Research Seminar: Myosin motors in health and disease

Dr. Folma Buss, Cambridge Institute for Medical Research (CIMR), University of Cambridge

Tuesday 7th February, 1.00 p.m., Stacey Lecture Theatre 1

 

In eukaryotic cells, a multitude of motor proteins have evolved, each designed to carry specific cargo along actin filaments and microtubules under precise regulatory control to distinct cellular compartments. The focus of my lab is to establish how myosin motor proteins such as MYO6, MYO9B and MYO1C function in intracellular transport processes, cell signalling and membrane dynamics, and how defects in these molecular machines are linked to human diseases. Currently one of our main objectives is to understand the mechanisms of cargo selection and to delineate the roles of these myosins and their cargo adaptor molecules in cytokine secretion and autophagy linked to chronic inflammation, neurodegenerative disorders, innate immunity as well as heart disease.

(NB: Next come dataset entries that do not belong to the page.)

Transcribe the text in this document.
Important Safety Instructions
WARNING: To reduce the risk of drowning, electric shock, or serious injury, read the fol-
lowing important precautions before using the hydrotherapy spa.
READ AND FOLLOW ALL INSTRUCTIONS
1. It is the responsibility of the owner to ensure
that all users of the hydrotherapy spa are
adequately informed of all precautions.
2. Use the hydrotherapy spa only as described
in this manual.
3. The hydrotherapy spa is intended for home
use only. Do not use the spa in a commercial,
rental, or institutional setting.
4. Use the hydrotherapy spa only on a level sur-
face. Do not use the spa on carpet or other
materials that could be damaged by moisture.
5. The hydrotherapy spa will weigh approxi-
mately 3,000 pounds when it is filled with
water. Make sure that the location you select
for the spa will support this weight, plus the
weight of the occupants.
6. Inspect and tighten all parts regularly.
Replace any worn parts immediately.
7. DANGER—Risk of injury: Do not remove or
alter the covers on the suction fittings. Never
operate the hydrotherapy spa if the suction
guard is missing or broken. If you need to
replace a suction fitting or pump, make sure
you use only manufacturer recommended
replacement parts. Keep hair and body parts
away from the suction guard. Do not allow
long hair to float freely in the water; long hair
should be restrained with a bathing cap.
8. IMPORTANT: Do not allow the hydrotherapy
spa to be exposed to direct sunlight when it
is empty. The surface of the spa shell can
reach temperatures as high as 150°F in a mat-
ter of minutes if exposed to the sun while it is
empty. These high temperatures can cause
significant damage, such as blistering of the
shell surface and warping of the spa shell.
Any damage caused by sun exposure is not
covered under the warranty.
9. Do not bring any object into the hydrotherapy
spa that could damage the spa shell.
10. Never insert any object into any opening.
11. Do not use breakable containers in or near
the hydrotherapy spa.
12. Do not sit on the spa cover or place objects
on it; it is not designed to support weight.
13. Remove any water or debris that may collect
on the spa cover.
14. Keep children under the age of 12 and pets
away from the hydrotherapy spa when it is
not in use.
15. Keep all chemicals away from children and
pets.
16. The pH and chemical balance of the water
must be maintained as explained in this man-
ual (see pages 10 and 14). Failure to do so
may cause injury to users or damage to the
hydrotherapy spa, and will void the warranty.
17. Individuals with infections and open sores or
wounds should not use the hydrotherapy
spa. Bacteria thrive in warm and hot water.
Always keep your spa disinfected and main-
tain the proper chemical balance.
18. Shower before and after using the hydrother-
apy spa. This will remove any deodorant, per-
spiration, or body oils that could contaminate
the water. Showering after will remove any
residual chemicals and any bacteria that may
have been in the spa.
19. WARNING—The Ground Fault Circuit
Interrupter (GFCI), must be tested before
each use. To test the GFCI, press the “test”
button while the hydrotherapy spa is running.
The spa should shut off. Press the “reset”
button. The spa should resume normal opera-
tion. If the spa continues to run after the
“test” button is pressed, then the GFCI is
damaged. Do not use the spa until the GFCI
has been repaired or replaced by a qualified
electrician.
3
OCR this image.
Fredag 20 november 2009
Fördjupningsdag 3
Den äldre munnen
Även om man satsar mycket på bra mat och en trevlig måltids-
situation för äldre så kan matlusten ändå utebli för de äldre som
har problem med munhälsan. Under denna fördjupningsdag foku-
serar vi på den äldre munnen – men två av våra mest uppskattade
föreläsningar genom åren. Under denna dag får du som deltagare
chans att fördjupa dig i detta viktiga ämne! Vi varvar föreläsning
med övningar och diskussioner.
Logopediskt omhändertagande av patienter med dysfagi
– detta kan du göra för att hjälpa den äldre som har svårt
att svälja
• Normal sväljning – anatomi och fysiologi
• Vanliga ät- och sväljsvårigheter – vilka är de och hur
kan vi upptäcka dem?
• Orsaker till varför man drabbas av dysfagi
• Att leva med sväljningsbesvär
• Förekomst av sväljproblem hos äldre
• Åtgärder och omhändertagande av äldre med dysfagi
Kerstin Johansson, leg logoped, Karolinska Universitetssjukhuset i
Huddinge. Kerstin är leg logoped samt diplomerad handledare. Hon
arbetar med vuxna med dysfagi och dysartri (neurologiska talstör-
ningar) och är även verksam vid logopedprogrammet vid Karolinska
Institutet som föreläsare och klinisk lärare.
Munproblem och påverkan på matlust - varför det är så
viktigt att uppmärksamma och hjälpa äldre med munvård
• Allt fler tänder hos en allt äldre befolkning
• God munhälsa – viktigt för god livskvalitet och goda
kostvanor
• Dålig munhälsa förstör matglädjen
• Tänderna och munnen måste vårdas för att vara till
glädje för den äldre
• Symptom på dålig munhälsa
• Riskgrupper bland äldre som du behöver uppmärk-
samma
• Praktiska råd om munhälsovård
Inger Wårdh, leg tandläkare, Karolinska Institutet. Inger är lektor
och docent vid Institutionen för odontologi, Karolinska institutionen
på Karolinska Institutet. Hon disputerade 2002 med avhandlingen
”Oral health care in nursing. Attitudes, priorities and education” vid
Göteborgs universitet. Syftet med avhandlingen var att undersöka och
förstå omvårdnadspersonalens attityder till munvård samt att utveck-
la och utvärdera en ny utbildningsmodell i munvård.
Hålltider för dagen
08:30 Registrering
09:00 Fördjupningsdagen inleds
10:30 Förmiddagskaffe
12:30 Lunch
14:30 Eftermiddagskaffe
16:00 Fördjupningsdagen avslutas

To understand the spatial and temporal regulation of motor/cargo attachment and to identify the complete motor protein interactome under different physiological conditions in different cell types, we have used a combination of proteomic methods including novel in-situ proximity labelling strategies as well as more traditional affinity purification methods. Using these approaches we have identified a multitude of novel MYO6-associated proteins, which we can group into multiple distinct protein complexes that link MYO6 to actin filament regulation, membrane trafficking and distinct signalling cascades.

Autophagy is an essential intracellular degradation pathway that delivers cytoplasmic components to the lysosome for degradation. Defective autophagy is linked to many human diseases including cancer and neurodegeneration. MYO6, in concert with its adaptor proteins/selective autophagy receptors NDP52, OPTN and TAX1BP1 plays a crucial role in autophagosome maturation and fusion with lysosomes. In this pathway MYO6 is required for autophagosomal clearance of cytosolic bacteria, misfolded protein aggregates and dysfunctional mitochondria. We are currently analysing the exact role of MYO6 and the actin cytoskeleton during autophagy using animal models and high-resolution live cell as well as electron microscopy.

In addition our most recent results have provided strong evidence that different classes of myosin motors have distinct functions in protein secretion and selectively regulate release of different cytokines that have been linked to the development of human chronic inflammatory diseases. Myosin motors are attractive drug targets and in collaboration with computational chemists we aim to develop novel compounds, which can be used to investigate the role of different classes myosins in cytokine exocytosis and validate myosins as targets for future drug development.